Bockholt und Sabitzer haben ausgerechnet, dass unsere Beispielfamilie 13 Jahre und fünf Monate benötigt, um den Anschlusskredit zu tilgen. In dieser Zeit erhält sie 10.850 Euro an staatlichen Riester-Zulagen, die als Sondertilgung des Kredits genutzt werden, pro Jahr wären das 775 Euro.

Im Zwischenergebnis spart die Familie durch die Sondertilgungen vom Staat über die gesamte Rückzahlungsdauer 2073 Euro. Zusammen mit den staatlichen Zulagen spart die Familie durch Wohn-Riester also 12.923 Euro.
Hinzu kommen theoretisch Steuervorteile, weil die Beträge, die in die Riester-Finanzierung fließen, mit maximal 2100 Euro pro Jahr als Sonderausgaben die Steuern mindern. Allerdings macht das Finanzamt eine Günstigerprüfung und berücksichtigt den Sonderausgabenabzug nur, wenn die Steuerersparnis über der Höhe der Zulagen liegt. Das ist insbesondere bei hohen Einkommen der Fall. Bei Familie Schneider kommt der Sonderausgabenabzug daher nicht zum Tragen.

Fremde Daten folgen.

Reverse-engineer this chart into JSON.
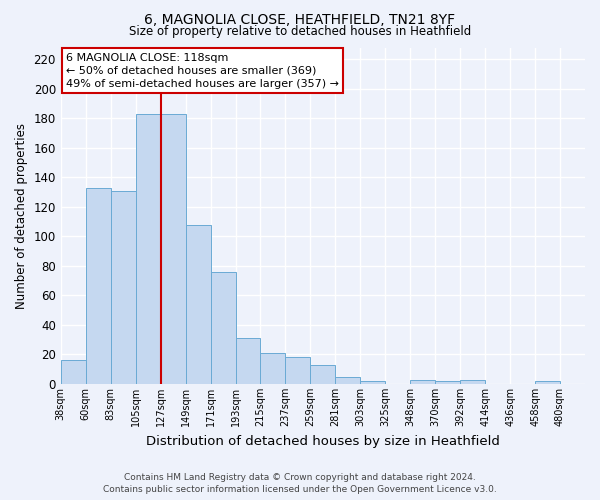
{
  "title1": "6, MAGNOLIA CLOSE, HEATHFIELD, TN21 8YF",
  "title2": "Size of property relative to detached houses in Heathfield",
  "xlabel": "Distribution of detached houses by size in Heathfield",
  "ylabel": "Number of detached properties",
  "bin_labels": [
    "38sqm",
    "60sqm",
    "83sqm",
    "105sqm",
    "127sqm",
    "149sqm",
    "171sqm",
    "193sqm",
    "215sqm",
    "237sqm",
    "259sqm",
    "281sqm",
    "303sqm",
    "325sqm",
    "348sqm",
    "370sqm",
    "392sqm",
    "414sqm",
    "436sqm",
    "458sqm",
    "480sqm"
  ],
  "bar_heights": [
    16,
    133,
    131,
    183,
    183,
    108,
    76,
    31,
    21,
    18,
    13,
    5,
    2,
    0,
    3,
    2,
    3,
    0,
    0,
    2,
    0
  ],
  "bar_color": "#c5d8f0",
  "bar_edge_color": "#6aaad4",
  "property_line_x": 4,
  "property_line_color": "#cc0000",
  "annotation_line1": "6 MAGNOLIA CLOSE: 118sqm",
  "annotation_line2": "← 50% of detached houses are smaller (369)",
  "annotation_line3": "49% of semi-detached houses are larger (357) →",
  "annotation_box_color": "#ffffff",
  "annotation_box_edge": "#cc0000",
  "ylim": [
    0,
    228
  ],
  "yticks": [
    0,
    20,
    40,
    60,
    80,
    100,
    120,
    140,
    160,
    180,
    200,
    220
  ],
  "footer1": "Contains HM Land Registry data © Crown copyright and database right 2024.",
  "footer2": "Contains public sector information licensed under the Open Government Licence v3.0.",
  "bg_color": "#eef2fb",
  "grid_color": "#ffffff",
  "plot_bg": "#eef2fb"
}
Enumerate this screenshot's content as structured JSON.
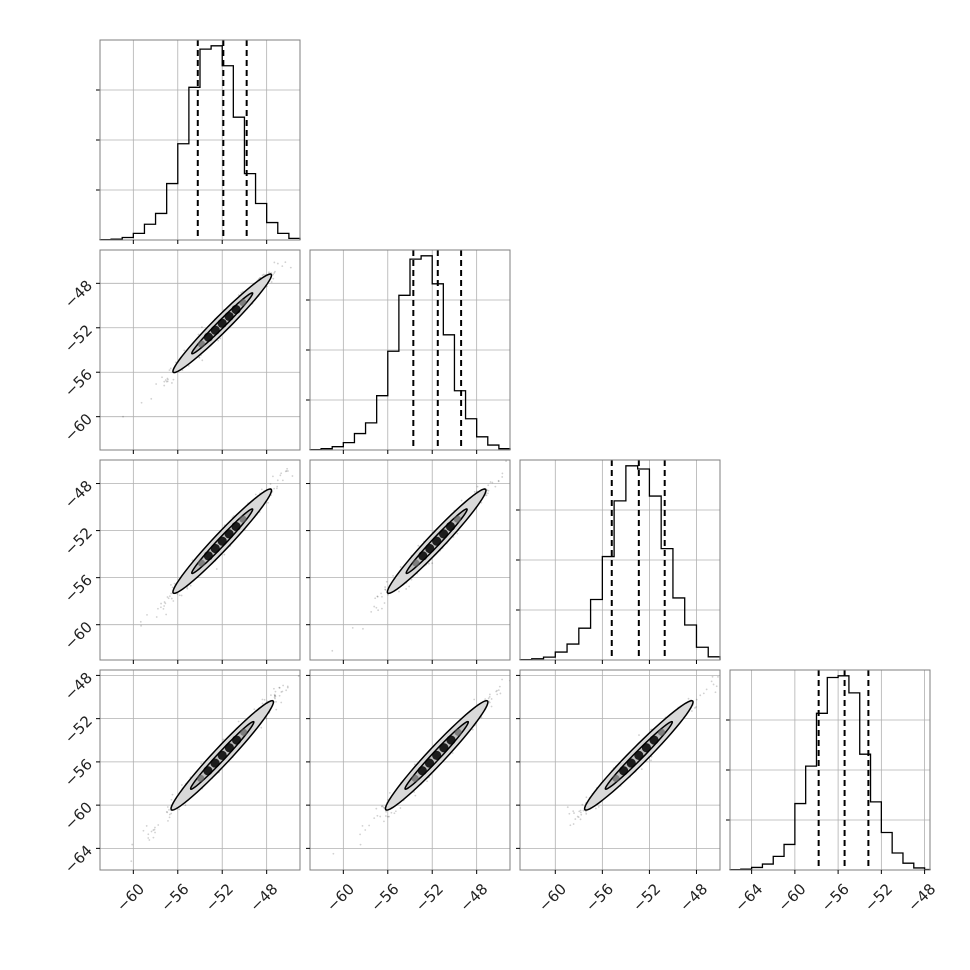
{
  "chart_data": {
    "type": "corner",
    "grid": true,
    "title": "",
    "parameters": [
      "",
      "",
      "",
      ""
    ],
    "ranges": [
      [
        -63,
        -45
      ],
      [
        -63,
        -45
      ],
      [
        -63,
        -46
      ],
      [
        -66,
        -47.5
      ]
    ],
    "tick_values": [
      [
        -60,
        -56,
        -52,
        -48
      ],
      [
        -60,
        -56,
        -52,
        -48
      ],
      [
        -60,
        -56,
        -52,
        -48
      ],
      [
        -64,
        -60,
        -56,
        -52,
        -48
      ]
    ],
    "tick_labels": [
      [
        "−60",
        "−56",
        "−52",
        "−48"
      ],
      [
        "−60",
        "−56",
        "−52",
        "−48"
      ],
      [
        "−60",
        "−56",
        "−52",
        "−48"
      ],
      [
        "−64",
        "−60",
        "−56",
        "−52",
        "−48"
      ]
    ],
    "histograms": [
      {
        "param": 0,
        "bin_edges": [
          -63.0,
          -62.0,
          -61.0,
          -60.0,
          -59.0,
          -58.0,
          -57.0,
          -56.0,
          -55.0,
          -54.0,
          -53.0,
          -52.0,
          -51.0,
          -50.0,
          -49.0,
          -48.0,
          -47.0,
          -46.0,
          -45.0
        ],
        "counts": [
          2,
          5,
          15,
          40,
          95,
          160,
          340,
          580,
          920,
          1150,
          1170,
          1050,
          740,
          400,
          220,
          105,
          40,
          10
        ],
        "quantiles": [
          -54.2,
          -51.9,
          -49.8
        ]
      },
      {
        "param": 1,
        "bin_edges": [
          -63.0,
          -62.0,
          -61.0,
          -60.0,
          -59.0,
          -58.0,
          -57.0,
          -56.0,
          -55.0,
          -54.0,
          -53.0,
          -52.0,
          -51.0,
          -50.0,
          -49.0,
          -48.0,
          -47.0,
          -46.0,
          -45.0
        ],
        "counts": [
          2,
          8,
          20,
          45,
          100,
          165,
          330,
          600,
          940,
          1160,
          1180,
          1010,
          700,
          360,
          190,
          80,
          30,
          8
        ],
        "quantiles": [
          -53.7,
          -51.5,
          -49.4
        ]
      },
      {
        "param": 2,
        "bin_edges": [
          -63.0,
          -62.0,
          -61.0,
          -60.0,
          -59.0,
          -58.0,
          -57.0,
          -56.0,
          -55.0,
          -54.0,
          -53.0,
          -52.0,
          -51.0,
          -50.0,
          -49.0,
          -48.0,
          -47.0,
          -46.0
        ],
        "counts": [
          2,
          8,
          18,
          50,
          100,
          200,
          380,
          650,
          1000,
          1220,
          1200,
          1030,
          700,
          390,
          220,
          80,
          20
        ],
        "quantiles": [
          -55.2,
          -52.9,
          -50.7
        ]
      },
      {
        "param": 3,
        "bin_edges": [
          -66.0,
          -65.0,
          -64.0,
          -63.0,
          -62.0,
          -61.0,
          -60.0,
          -59.0,
          -58.0,
          -57.0,
          -56.0,
          -55.0,
          -54.0,
          -53.0,
          -52.0,
          -51.0,
          -50.0,
          -49.0,
          -48.0,
          -47.5
        ],
        "counts": [
          2,
          5,
          15,
          35,
          80,
          150,
          390,
          610,
          920,
          1130,
          1140,
          1040,
          680,
          400,
          220,
          100,
          40,
          12,
          3
        ],
        "quantiles": [
          -57.8,
          -55.4,
          -53.2
        ]
      }
    ],
    "pairs": [
      {
        "x_param": 0,
        "y_param": 1,
        "mean": [
          -52.0,
          -51.6
        ],
        "along_sd": 2.2,
        "across_sd": 0.32,
        "slope": 1.0,
        "contours": [
          {
            "level": 0.39,
            "half_width": 2.5,
            "half_length_sd": 1.3
          },
          {
            "level": 0.86,
            "half_width": 5.2,
            "half_length_sd": 2.1
          }
        ],
        "extent": [
          -62,
          -46
        ]
      },
      {
        "x_param": 0,
        "y_param": 2,
        "mean": [
          -52.0,
          -52.9
        ],
        "along_sd": 2.2,
        "across_sd": 0.33,
        "slope": 1.0,
        "contours": [
          {
            "level": 0.39,
            "half_width": 2.5,
            "half_length_sd": 1.3
          },
          {
            "level": 0.86,
            "half_width": 5.2,
            "half_length_sd": 2.1
          }
        ],
        "extent": [
          -62,
          -46
        ]
      },
      {
        "x_param": 1,
        "y_param": 2,
        "mean": [
          -51.6,
          -52.9
        ],
        "along_sd": 2.2,
        "across_sd": 0.33,
        "slope": 1.0,
        "contours": [
          {
            "level": 0.39,
            "half_width": 2.5,
            "half_length_sd": 1.3
          },
          {
            "level": 0.86,
            "half_width": 5.2,
            "half_length_sd": 2.1
          }
        ],
        "extent": [
          -62,
          -46
        ]
      },
      {
        "x_param": 0,
        "y_param": 3,
        "mean": [
          -52.0,
          -55.4
        ],
        "along_sd": 2.4,
        "across_sd": 0.35,
        "slope": 1.1,
        "contours": [
          {
            "level": 0.39,
            "half_width": 2.5,
            "half_length_sd": 1.3
          },
          {
            "level": 0.86,
            "half_width": 5.2,
            "half_length_sd": 2.1
          }
        ],
        "extent": [
          -62,
          -46
        ]
      },
      {
        "x_param": 1,
        "y_param": 3,
        "mean": [
          -51.6,
          -55.4
        ],
        "along_sd": 2.4,
        "across_sd": 0.36,
        "slope": 1.1,
        "contours": [
          {
            "level": 0.39,
            "half_width": 2.5,
            "half_length_sd": 1.3
          },
          {
            "level": 0.86,
            "half_width": 5.2,
            "half_length_sd": 2.1
          }
        ],
        "extent": [
          -62,
          -46
        ]
      },
      {
        "x_param": 2,
        "y_param": 3,
        "mean": [
          -52.9,
          -55.4
        ],
        "along_sd": 2.4,
        "across_sd": 0.35,
        "slope": 1.1,
        "contours": [
          {
            "level": 0.39,
            "half_width": 2.5,
            "half_length_sd": 1.3
          },
          {
            "level": 0.86,
            "half_width": 5.2,
            "half_length_sd": 2.1
          }
        ],
        "extent": [
          -63,
          -46.5
        ]
      }
    ],
    "colors": {
      "line": "#000000",
      "grid": "#b0b0b0",
      "contour_fill": "#d9d9d9",
      "density_dark": "#000000",
      "spine": "#7f7f7f"
    }
  }
}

Achtung: Steuerbelastung in der Rentenphase

Auf der anderen Seite entsteht durch die Förderung eine Steuerschuld auf dem sogenannten Wohnförderkonto. Dort werden – rein fiktiv – die maximal geförderten Riester-Sparbeiträge von 2100 Euro im Jahr aufsummiert. Diese Summe wird zudem mit 2,0 Prozent jährlich verzinst, so dass die zu versteuernde Summe für Familie Schneider auf dem Wohnförderkonto bis zum Renteneintritt auf 39.321 Euro anwächst. Unterstellt man ferner, dass das zu versteuernde Haushaltseinkommen nach Renteneintritt mit 67 Jahren auf 50 Prozent – also 35.000 Euro – sinkt, werden bis zum 85. Lebensjahr noch 10.116 Euro Steuern fällig. Für die Förderung wären somit 18 Jahre lang per anno 2184 Euro fällig.

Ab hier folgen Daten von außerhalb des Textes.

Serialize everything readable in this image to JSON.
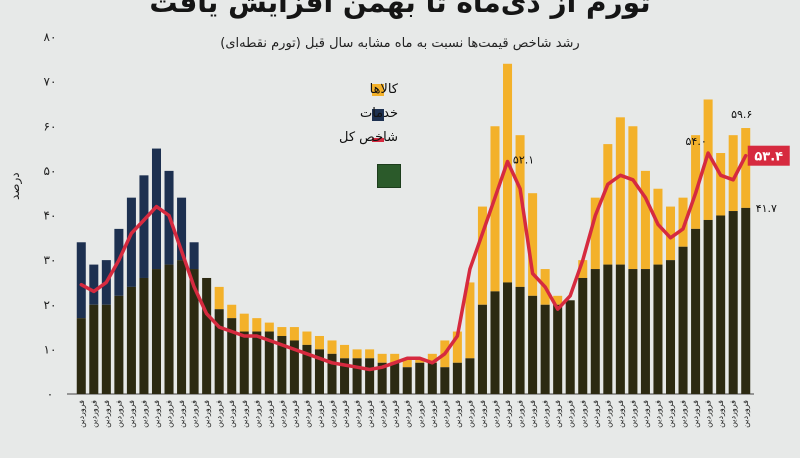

Den Vorteilen aus der Riester-Förderung von 12.923 Euro steht also eine Steuerbelastung von 10.116 Euro gegenüber. Damit verbleibt nach dem Bezahlen aller Kredit- und Steuerschulden noch ein monetärer Vorteil von 2807 Euro. Aus Sicht von Finanzplaner Bockholt ist der Vorteil der Wohn-Riester-Finanzierung im Beispielfall so überschaubar, weil Steuervorteile nicht zum Tragen kommen. "Bei einem zu versteuernden Einkommen von 70.000 Euro gibt es keine zusätzliche Steuerersparnis. Diese würde im Beispiel erst ab 88.000 Euro Jahreseinkommen greifen, allerdings nur sehr gering."

Unter dem Strich spart unsere Beispielfamilie durch Wohn-Riester in mehr als 13 Jahren nicht einmal 3000 Euro. Liegt das zu versteuernde Einkommen der Familie Schneider hingegen nur bei 50.000 Euro im Jahr, läge der Vorteil wegen niedrigerer Steuerbelastung bei 4250 Euro. Ist das Einkommen aber mit 85.000 Euro im Jahr noch höher, bleibt unter dem Strich nur ein Plus von 2160 Euro.

Bockholts Fazit: "Da die Kreditlaufzeit relativ gering ist, ist der Vorteil nicht sehr hoch. Würde die Familie eine Bank finden, die einen um 0,2 Prozent niedrigeren Sollzins anbietet, ist der finanzielle Vorteil gar nicht mehr vorhanden." Etwas unscharf bleibt die Berechnung noch bei der Steuerzahlung im Alter. "Die ist nicht korrekt kalkulierbar, sondern lässt sich nur schätzen", so Bockholt.

Keine Frage, mit dem Baukindergeld würde Familie Schneider viel besser dastehen. Zumal sie mit Wohn-Riester strengen Regeln unterlägen: Ein Verkauf der Immobilie nach Scheidung oder Todesfall ist mit vielen Auflagen und Regeln verbunden, ebenso ein Umzug. Angehörige, die so einen Vertrag übernehmen wollen, müssen auch die Immobilie selbst nutzen. Normale Bankdarlehen, die sogenannten Annuitätendarlehen, sind da wesentlich flexibler. Kein Wunder also, das Banken Baufinanzierungen mit Riester-Zulagen – mit Ausnahme der DSL-Bank – nicht mehr anbieten. Für sie lohnt sich oft der bürokratische Aufwand schlichtweg nicht. Lediglich einige Bausparkassen bieten daneben noch Wohn-Riester-Darlehen.

Dass der Effekt der Riester-Förderung auf die Gesamtkosten der Anschlussfinanzierung nur so gering ausfällt, liegt an der Steuerbelastung im Rentenalter. "Das ganze Problem mit der nachgelagerten Besteuerung und der Zinssatz von zwei Prozent im Wohnförderkonto haben der Riester-Förderung geschadet. Der Staat hat seine eigentlich gute Förderidee durch zu viel Bürokratie und unnötig komplizierte Gesetze selbst kaputt gemacht", konstatiert Finanzplaner Bockholt.